# Hunting Access Program hunters: remember to register at HAP headquarters before hunting



## Steve (Jan 15, 2000)

Contact: DNR Wildlife Division, 517-284-9453
Agency: Natural Resources
Nov. 16, 2015

Michigan’s Hunting Access Program has been providing great hunting opportunities in areas with limited access for hunters since 1977. With properties stretching across southern Michigan and a portion of the eastern Upper Peninsula, the program currently allows public hunting on 19,000 acres of privately owned lands.

HAP properties are available each day to hunters on a first-come, first-served basis. Hunters must register at the property headquarters before hunting. Self-service HAP farms have a mailbox designated as the headquarters with registration forms and property information inside. At mandatory check-In properties, hunters must register directly with the landowner.
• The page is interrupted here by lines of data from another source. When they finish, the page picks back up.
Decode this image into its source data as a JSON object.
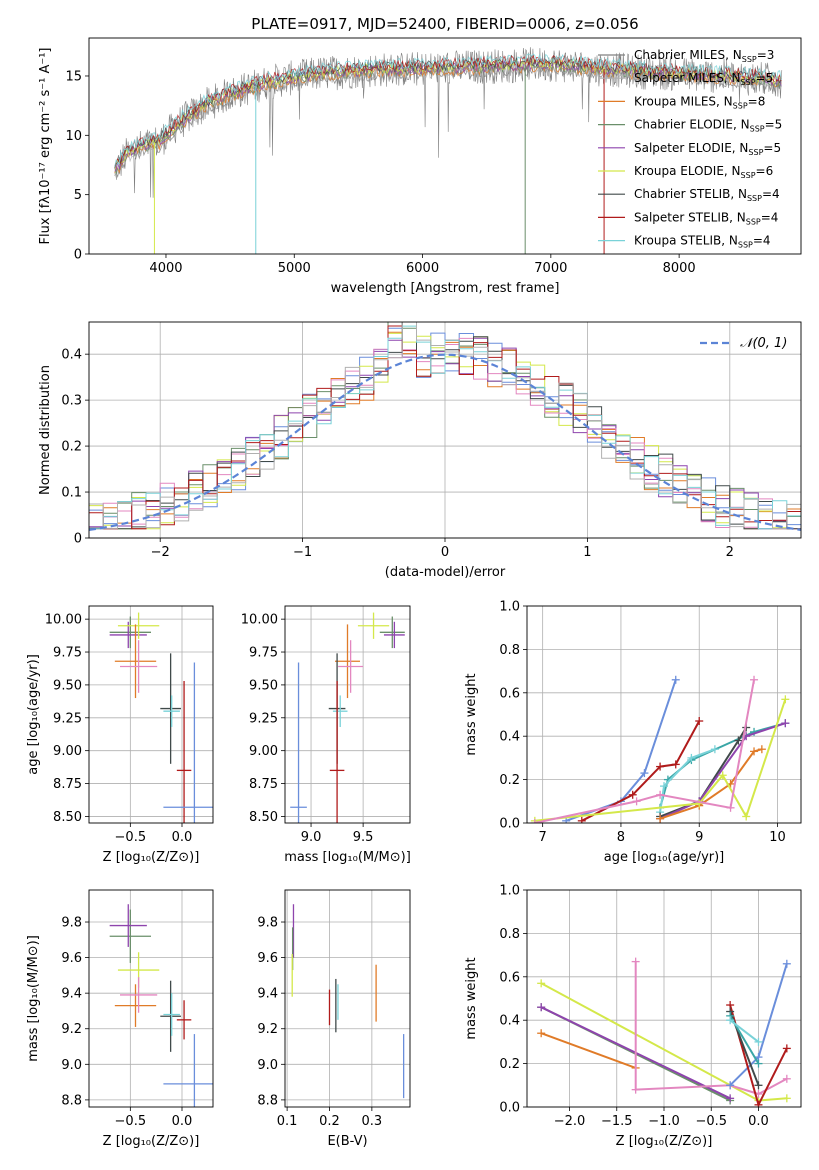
{
  "title": "PLATE=0917, MJD=52400, FIBERID=0006, z=0.056",
  "colors": {
    "data": "#808080",
    "chabrier_miles": "#808080",
    "salpeter_miles": "#b0b0b0",
    "kroupa_miles": "#e07b28",
    "chabrier_elodie": "#6a8f6a",
    "salpeter_elodie": "#8e44ad",
    "kroupa_elodie": "#d4e84a",
    "chabrier_stelib": "#404a4a",
    "salpeter_stelib": "#b01b1b",
    "kroupa_stelib": "#79d2d8",
    "blue": "#6a8edb",
    "pink": "#e387c0",
    "teal": "#3aa6a6",
    "gauss": "#5b84d6"
  },
  "chart_data": [
    {
      "id": "spectrum",
      "type": "line",
      "title": "PLATE=0917, MJD=52400, FIBERID=0006, z=0.056",
      "xlabel": "wavelength [Angstrom, rest frame]",
      "ylabel": "Flux [fλ10⁻¹⁷ erg cm⁻² s⁻¹ A⁻¹]",
      "xlim": [
        3400,
        8950
      ],
      "ylim": [
        0,
        18.2
      ],
      "xticks": [
        4000,
        5000,
        6000,
        7000,
        8000
      ],
      "yticks": [
        0,
        5,
        10,
        15
      ],
      "grid": false,
      "legend_position": "top-right",
      "continuum": [
        [
          3600,
          7.0
        ],
        [
          3700,
          8.5
        ],
        [
          3800,
          9.0
        ],
        [
          3950,
          9.5
        ],
        [
          4100,
          11.0
        ],
        [
          4300,
          12.5
        ],
        [
          4500,
          13.5
        ],
        [
          4800,
          14.5
        ],
        [
          5200,
          15.2
        ],
        [
          5600,
          15.5
        ],
        [
          6000,
          15.6
        ],
        [
          6500,
          15.8
        ],
        [
          7000,
          16.0
        ],
        [
          7400,
          15.6
        ],
        [
          7800,
          15.3
        ],
        [
          8300,
          15.0
        ],
        [
          8800,
          14.6
        ]
      ],
      "series": [
        {
          "name": "Chabrier MILES",
          "nssp": "3",
          "color": "#808080"
        },
        {
          "name": "Salpeter MILES",
          "nssp": "5",
          "color": "#b0b0b0"
        },
        {
          "name": "Kroupa MILES",
          "nssp": "8",
          "color": "#e07b28"
        },
        {
          "name": "Chabrier ELODIE",
          "nssp": "5",
          "color": "#6a8f6a"
        },
        {
          "name": "Salpeter ELODIE",
          "nssp": "5",
          "color": "#8e44ad"
        },
        {
          "name": "Kroupa ELODIE",
          "nssp": "6",
          "color": "#d4e84a"
        },
        {
          "name": "Chabrier STELIB",
          "nssp": "4",
          "color": "#404a4a"
        },
        {
          "name": "Salpeter STELIB",
          "nssp": "4",
          "color": "#b01b1b"
        },
        {
          "name": "Kroupa STELIB",
          "nssp": "4",
          "color": "#79d2d8"
        }
      ]
    },
    {
      "id": "residuals",
      "type": "histogram",
      "xlabel": "(data-model)/error",
      "ylabel": "Normed distribution",
      "xlim": [
        -2.5,
        2.5
      ],
      "ylim": [
        0,
        0.47
      ],
      "xticks": [
        -2,
        -1,
        0,
        1,
        2
      ],
      "yticks": [
        0.0,
        0.1,
        0.2,
        0.3,
        0.4
      ],
      "grid": true,
      "legend_position": "top-right",
      "legend_label": "𝒩(0, 1)",
      "bin_width": 0.1,
      "base_values": [
        0.05,
        0.06,
        0.06,
        0.07,
        0.08,
        0.09,
        0.1,
        0.12,
        0.13,
        0.14,
        0.15,
        0.16,
        0.18,
        0.19,
        0.2,
        0.21,
        0.22,
        0.23,
        0.25,
        0.26,
        0.28,
        0.29,
        0.3,
        0.31,
        0.33,
        0.36,
        0.34,
        0.32,
        0.3,
        0.32,
        0.34,
        0.3,
        0.33,
        0.32,
        0.31,
        0.33,
        0.32,
        0.31,
        0.33,
        0.31,
        0.3,
        0.29,
        0.28,
        0.27,
        0.25,
        0.24,
        0.22,
        0.21,
        0.2,
        0.19,
        0.18,
        0.17,
        0.16,
        0.15,
        0.13,
        0.12,
        0.11,
        0.1,
        0.09,
        0.08,
        0.07,
        0.06,
        0.06,
        0.05,
        0.05,
        0.04,
        0.04,
        0.04,
        0.04,
        0.03,
        0.03,
        0.03,
        0.03,
        0.03,
        0.02,
        0.02,
        0.02,
        0.02,
        0.02,
        0.02
      ],
      "gauss": {
        "mu": 0,
        "sigma": 1
      }
    },
    {
      "id": "age_vs_Z",
      "type": "errorbar",
      "xlabel": "Z [log₁₀(Z/Z⊙)]",
      "ylabel": "age  [log₁₀(age/yr)]",
      "xlim": [
        -0.9,
        0.3
      ],
      "ylim": [
        8.45,
        10.1
      ],
      "xticks": [
        -0.5,
        0.0
      ],
      "yticks": [
        8.5,
        8.75,
        9.0,
        9.25,
        9.5,
        9.75,
        10.0
      ],
      "xtick_labels": [
        "−0.5",
        "0.0"
      ],
      "ytick_labels": [
        "8.50",
        "8.75",
        "9.00",
        "9.25",
        "9.50",
        "9.75",
        "10.00"
      ],
      "grid": true,
      "points": [
        {
          "x": -0.5,
          "xerr": 0.2,
          "y": 9.9,
          "yerr": 0.12,
          "color": "#6a8f6a"
        },
        {
          "x": -0.52,
          "xerr": 0.18,
          "y": 9.88,
          "yerr": 0.1,
          "color": "#8e44ad"
        },
        {
          "x": -0.42,
          "xerr": 0.2,
          "y": 9.95,
          "yerr": 0.1,
          "color": "#d4e84a"
        },
        {
          "x": -0.45,
          "xerr": 0.2,
          "y": 9.68,
          "yerr": 0.28,
          "color": "#e07b28"
        },
        {
          "x": -0.42,
          "xerr": 0.18,
          "y": 9.64,
          "yerr": 0.2,
          "color": "#e387c0"
        },
        {
          "x": -0.11,
          "xerr": 0.1,
          "y": 9.32,
          "yerr": 0.42,
          "color": "#404a4a"
        },
        {
          "x": -0.1,
          "xerr": 0.08,
          "y": 9.3,
          "yerr": 0.12,
          "color": "#79d2d8"
        },
        {
          "x": 0.02,
          "xerr": 0.07,
          "y": 8.85,
          "yerr": 0.68,
          "color": "#b01b1b"
        },
        {
          "x": 0.12,
          "xerr": 0.3,
          "y": 8.57,
          "yerr": 1.1,
          "color": "#6a8edb"
        }
      ]
    },
    {
      "id": "age_vs_mass",
      "type": "errorbar",
      "xlabel": "mass [log₁₀(M/M⊙)]",
      "ylabel": "",
      "xlim": [
        8.75,
        9.95
      ],
      "ylim": [
        8.45,
        10.1
      ],
      "xticks": [
        9.0,
        9.5
      ],
      "yticks": [
        8.5,
        8.75,
        9.0,
        9.25,
        9.5,
        9.75,
        10.0
      ],
      "xtick_labels": [
        "9.0",
        "9.5"
      ],
      "ytick_labels": [
        "8.50",
        "8.75",
        "9.00",
        "9.25",
        "9.50",
        "9.75",
        "10.00"
      ],
      "grid": true,
      "points": [
        {
          "x": 9.78,
          "xerr": 0.12,
          "y": 9.9,
          "yerr": 0.12,
          "color": "#6a8f6a"
        },
        {
          "x": 9.8,
          "xerr": 0.1,
          "y": 9.88,
          "yerr": 0.1,
          "color": "#8e44ad"
        },
        {
          "x": 9.6,
          "xerr": 0.15,
          "y": 9.95,
          "yerr": 0.1,
          "color": "#d4e84a"
        },
        {
          "x": 9.35,
          "xerr": 0.12,
          "y": 9.68,
          "yerr": 0.28,
          "color": "#e07b28"
        },
        {
          "x": 9.38,
          "xerr": 0.12,
          "y": 9.64,
          "yerr": 0.2,
          "color": "#e387c0"
        },
        {
          "x": 9.25,
          "xerr": 0.08,
          "y": 9.32,
          "yerr": 0.42,
          "color": "#404a4a"
        },
        {
          "x": 9.28,
          "xerr": 0.07,
          "y": 9.3,
          "yerr": 0.12,
          "color": "#79d2d8"
        },
        {
          "x": 9.25,
          "xerr": 0.07,
          "y": 8.85,
          "yerr": 0.68,
          "color": "#b01b1b"
        },
        {
          "x": 8.88,
          "xerr": 0.08,
          "y": 8.57,
          "yerr": 1.1,
          "color": "#6a8edb"
        }
      ]
    },
    {
      "id": "weight_vs_age",
      "type": "line",
      "xlabel": "age  [log₁₀(age/yr)]",
      "ylabel": "mass weight",
      "xlim": [
        6.8,
        10.3
      ],
      "ylim": [
        0,
        1
      ],
      "xticks": [
        7,
        8,
        9,
        10
      ],
      "yticks": [
        0.0,
        0.2,
        0.4,
        0.6,
        0.8,
        1.0
      ],
      "xtick_labels": [
        "7",
        "8",
        "9",
        "10"
      ],
      "ytick_labels": [
        "0.0",
        "0.2",
        "0.4",
        "0.6",
        "0.8",
        "1.0"
      ],
      "grid": true,
      "series": [
        {
          "color": "#6a8edb",
          "points": [
            [
              7.3,
              0.01
            ],
            [
              8.0,
              0.1
            ],
            [
              8.3,
              0.23
            ],
            [
              8.7,
              0.66
            ]
          ]
        },
        {
          "color": "#b01b1b",
          "points": [
            [
              7.5,
              0.01
            ],
            [
              8.15,
              0.13
            ],
            [
              8.5,
              0.26
            ],
            [
              8.7,
              0.27
            ],
            [
              9.0,
              0.47
            ]
          ]
        },
        {
          "color": "#3aa6a6",
          "points": [
            [
              8.5,
              0.07
            ],
            [
              8.6,
              0.2
            ],
            [
              8.9,
              0.29
            ],
            [
              9.7,
              0.42
            ],
            [
              10.1,
              0.46
            ]
          ]
        },
        {
          "color": "#79d2d8",
          "points": [
            [
              8.5,
              0.05
            ],
            [
              8.55,
              0.17
            ],
            [
              8.9,
              0.3
            ],
            [
              9.2,
              0.34
            ]
          ]
        },
        {
          "color": "#404a4a",
          "points": [
            [
              8.5,
              0.03
            ],
            [
              9.0,
              0.1
            ],
            [
              9.5,
              0.38
            ],
            [
              9.6,
              0.44
            ]
          ]
        },
        {
          "color": "#8e44ad",
          "points": [
            [
              8.5,
              0.02
            ],
            [
              9.0,
              0.1
            ],
            [
              9.6,
              0.4
            ],
            [
              10.1,
              0.46
            ]
          ]
        },
        {
          "color": "#e07b28",
          "points": [
            [
              8.5,
              0.02
            ],
            [
              9.0,
              0.08
            ],
            [
              9.4,
              0.18
            ],
            [
              9.7,
              0.33
            ],
            [
              9.8,
              0.34
            ]
          ]
        },
        {
          "color": "#d4e84a",
          "points": [
            [
              6.9,
              0.01
            ],
            [
              9.0,
              0.09
            ],
            [
              9.3,
              0.22
            ],
            [
              9.6,
              0.03
            ],
            [
              10.1,
              0.57
            ]
          ]
        },
        {
          "color": "#e387c0",
          "points": [
            [
              6.9,
              0.0
            ],
            [
              8.2,
              0.1
            ],
            [
              8.5,
              0.13
            ],
            [
              9.4,
              0.07
            ],
            [
              9.7,
              0.66
            ]
          ]
        }
      ]
    },
    {
      "id": "mass_vs_Z",
      "type": "errorbar",
      "xlabel": "Z [log₁₀(Z/Z⊙)]",
      "ylabel": "mass [log₁₀(M/M⊙)]",
      "xlim": [
        -0.9,
        0.3
      ],
      "ylim": [
        8.76,
        9.98
      ],
      "xticks": [
        -0.5,
        0.0
      ],
      "yticks": [
        8.8,
        9.0,
        9.2,
        9.4,
        9.6,
        9.8
      ],
      "xtick_labels": [
        "−0.5",
        "0.0"
      ],
      "ytick_labels": [
        "8.8",
        "9.0",
        "9.2",
        "9.4",
        "9.6",
        "9.8"
      ],
      "grid": true,
      "points": [
        {
          "x": -0.5,
          "xerr": 0.2,
          "y": 9.72,
          "yerr": 0.15,
          "color": "#6a8f6a"
        },
        {
          "x": -0.52,
          "xerr": 0.18,
          "y": 9.78,
          "yerr": 0.12,
          "color": "#8e44ad"
        },
        {
          "x": -0.42,
          "xerr": 0.2,
          "y": 9.53,
          "yerr": 0.1,
          "color": "#d4e84a"
        },
        {
          "x": -0.45,
          "xerr": 0.2,
          "y": 9.33,
          "yerr": 0.12,
          "color": "#e07b28"
        },
        {
          "x": -0.42,
          "xerr": 0.18,
          "y": 9.39,
          "yerr": 0.1,
          "color": "#e387c0"
        },
        {
          "x": -0.11,
          "xerr": 0.1,
          "y": 9.27,
          "yerr": 0.2,
          "color": "#404a4a"
        },
        {
          "x": -0.1,
          "xerr": 0.08,
          "y": 9.28,
          "yerr": 0.12,
          "color": "#79d2d8"
        },
        {
          "x": 0.02,
          "xerr": 0.07,
          "y": 9.25,
          "yerr": 0.11,
          "color": "#b01b1b"
        },
        {
          "x": 0.12,
          "xerr": 0.3,
          "y": 8.89,
          "yerr": 0.28,
          "color": "#6a8edb"
        }
      ]
    },
    {
      "id": "mass_vs_ebv",
      "type": "errorbar",
      "xlabel": "E(B-V)",
      "ylabel": "",
      "xlim": [
        0.095,
        0.39
      ],
      "ylim": [
        8.76,
        9.98
      ],
      "xticks": [
        0.1,
        0.2,
        0.3
      ],
      "yticks": [
        8.8,
        9.0,
        9.2,
        9.4,
        9.6,
        9.8
      ],
      "xtick_labels": [
        "0.1",
        "0.2",
        "0.3"
      ],
      "ytick_labels": [
        "8.8",
        "9.0",
        "9.2",
        "9.4",
        "9.6",
        "9.8"
      ],
      "grid": true,
      "points": [
        {
          "x": 0.115,
          "xerr": 0.0,
          "y": 9.75,
          "yerr": 0.15,
          "color": "#8e44ad"
        },
        {
          "x": 0.113,
          "xerr": 0.0,
          "y": 9.65,
          "yerr": 0.12,
          "color": "#6a8f6a"
        },
        {
          "x": 0.112,
          "xerr": 0.0,
          "y": 9.5,
          "yerr": 0.12,
          "color": "#d4e84a"
        },
        {
          "x": 0.2,
          "xerr": 0.0,
          "y": 9.32,
          "yerr": 0.1,
          "color": "#b01b1b"
        },
        {
          "x": 0.215,
          "xerr": 0.0,
          "y": 9.33,
          "yerr": 0.15,
          "color": "#404a4a"
        },
        {
          "x": 0.22,
          "xerr": 0.0,
          "y": 9.35,
          "yerr": 0.1,
          "color": "#79d2d8"
        },
        {
          "x": 0.31,
          "xerr": 0.0,
          "y": 9.4,
          "yerr": 0.16,
          "color": "#e07b28"
        },
        {
          "x": 0.375,
          "xerr": 0.0,
          "y": 8.99,
          "yerr": 0.18,
          "color": "#6a8edb"
        }
      ]
    },
    {
      "id": "weight_vs_Z",
      "type": "line",
      "xlabel": "Z [log₁₀(Z/Z⊙)]",
      "ylabel": "mass weight",
      "xlim": [
        -2.45,
        0.45
      ],
      "ylim": [
        0,
        1
      ],
      "xticks": [
        -2.0,
        -1.5,
        -1.0,
        -0.5,
        0.0
      ],
      "yticks": [
        0.0,
        0.2,
        0.4,
        0.6,
        0.8,
        1.0
      ],
      "xtick_labels": [
        "−2.0",
        "−1.5",
        "−1.0",
        "−0.5",
        "0.0"
      ],
      "ytick_labels": [
        "0.0",
        "0.2",
        "0.4",
        "0.6",
        "0.8",
        "1.0"
      ],
      "grid": true,
      "series": [
        {
          "color": "#d4e84a",
          "points": [
            [
              -2.3,
              0.57
            ],
            [
              0.0,
              0.03
            ],
            [
              0.3,
              0.04
            ]
          ]
        },
        {
          "color": "#6a8f6a",
          "points": [
            [
              -2.3,
              0.46
            ],
            [
              -0.3,
              0.03
            ]
          ]
        },
        {
          "color": "#8e44ad",
          "points": [
            [
              -2.3,
              0.46
            ],
            [
              -0.3,
              0.04
            ]
          ]
        },
        {
          "color": "#e07b28",
          "points": [
            [
              -2.3,
              0.34
            ],
            [
              -1.3,
              0.18
            ]
          ]
        },
        {
          "color": "#e387c0",
          "points": [
            [
              -1.3,
              0.67
            ],
            [
              -1.3,
              0.08
            ],
            [
              -0.3,
              0.1
            ],
            [
              0.0,
              0.06
            ],
            [
              0.3,
              0.13
            ]
          ]
        },
        {
          "color": "#6a8edb",
          "points": [
            [
              -0.3,
              0.1
            ],
            [
              0.0,
              0.23
            ],
            [
              0.3,
              0.66
            ]
          ]
        },
        {
          "color": "#b01b1b",
          "points": [
            [
              -0.3,
              0.47
            ],
            [
              0.0,
              0.01
            ],
            [
              0.3,
              0.27
            ]
          ]
        },
        {
          "color": "#404a4a",
          "points": [
            [
              -0.3,
              0.44
            ],
            [
              0.0,
              0.1
            ]
          ]
        },
        {
          "color": "#3aa6a6",
          "points": [
            [
              -0.3,
              0.42
            ],
            [
              0.0,
              0.2
            ]
          ]
        },
        {
          "color": "#79d2d8",
          "points": [
            [
              -0.3,
              0.4
            ],
            [
              0.0,
              0.3
            ]
          ]
        }
      ]
    }
  ]
}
Whether hunting or scouting, it is important to register upon arrival because each property has a maximum number of hunters allowed at any one time. Failure to register is considered trespassing.

Additionally, participating landowners determine the types of hunting allowed on their land. Before hunting, make sure to verify the allowed hunt type(s) at the HAP headquarters or on the HAP website.
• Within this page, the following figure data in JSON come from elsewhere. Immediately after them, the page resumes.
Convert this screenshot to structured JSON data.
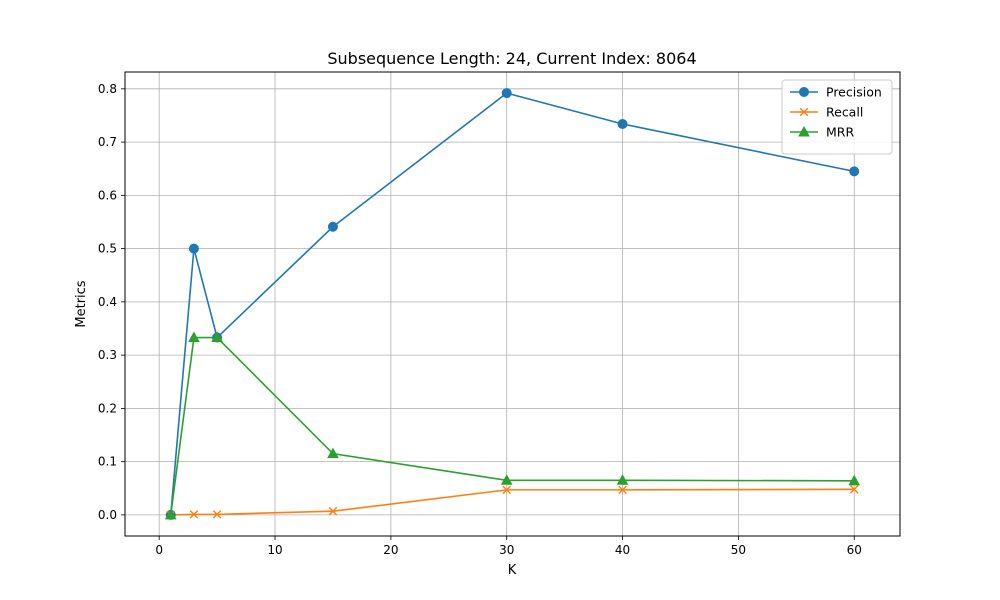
{
  "chart_data": {
    "type": "line",
    "title": "Subsequence Length: 24, Current Index: 8064",
    "xlabel": "K",
    "ylabel": "Metrics",
    "x": [
      1,
      3,
      5,
      15,
      30,
      40,
      60
    ],
    "xlim": [
      -2.95,
      63.95
    ],
    "ylim": [
      -0.0396,
      0.8316
    ],
    "xticks": [
      0,
      10,
      20,
      30,
      40,
      50,
      60
    ],
    "yticks": [
      0.0,
      0.1,
      0.2,
      0.3,
      0.4,
      0.5,
      0.6,
      0.7,
      0.8
    ],
    "grid": true,
    "legend_position": "top-right",
    "series": [
      {
        "name": "Precision",
        "marker": "circle",
        "color": "#1f77b4",
        "values": [
          0.0,
          0.5,
          0.333,
          0.541,
          0.792,
          0.734,
          0.645
        ]
      },
      {
        "name": "Recall",
        "marker": "x",
        "color": "#ff7f0e",
        "values": [
          0.0,
          0.001,
          0.001,
          0.007,
          0.047,
          0.047,
          0.048
        ]
      },
      {
        "name": "MRR",
        "marker": "triangle",
        "color": "#2ca02c",
        "values": [
          0.0,
          0.333,
          0.333,
          0.115,
          0.065,
          0.065,
          0.064
        ]
      }
    ]
  }
}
To determine the types of hunting allowed, view aerial photographs and locate self-service headquarters, check out the Hunting Access Program (HAP) Farm Summary. Here you can find detailed information about each enrolled property. Click on the landowner’s name to generate a descriptive map of the property. Boundary lines, designated parking areas and the headquarters’ location all can be found in the HAP Farm Summary.

Reminder: Enrolled HAP properties are no longer printed in the Public Hunting on Private Lands Digest. Hunters are encouraged to visit mi.gov/hap or contact the DNR Wildlife Division at 517-284-WILD (9453) to stay up to date with the most currently enrolled properties.

To find public hunting land in Michigan, including HAP properties, check out Mi-HUNT. A cutting-edge, web-based mapping application, Mi-HUNT allows users to navigate through a variety of map layers to create their own custom maps or download premade maps to meet their specific hunt-planning needs.

The Michigan Department of Natural Resources is committed to the conservation, protection, management, use and enjoyment of the state’s natural and cultural resources for current and future generations. For more information, go to www.michigan.gov/dnr


----------



## Martin82 (Dec 21, 2016)

Steve, Is a self-service check in station first come/first serve? Do you provide your information at a spot where you park? Thanks


----------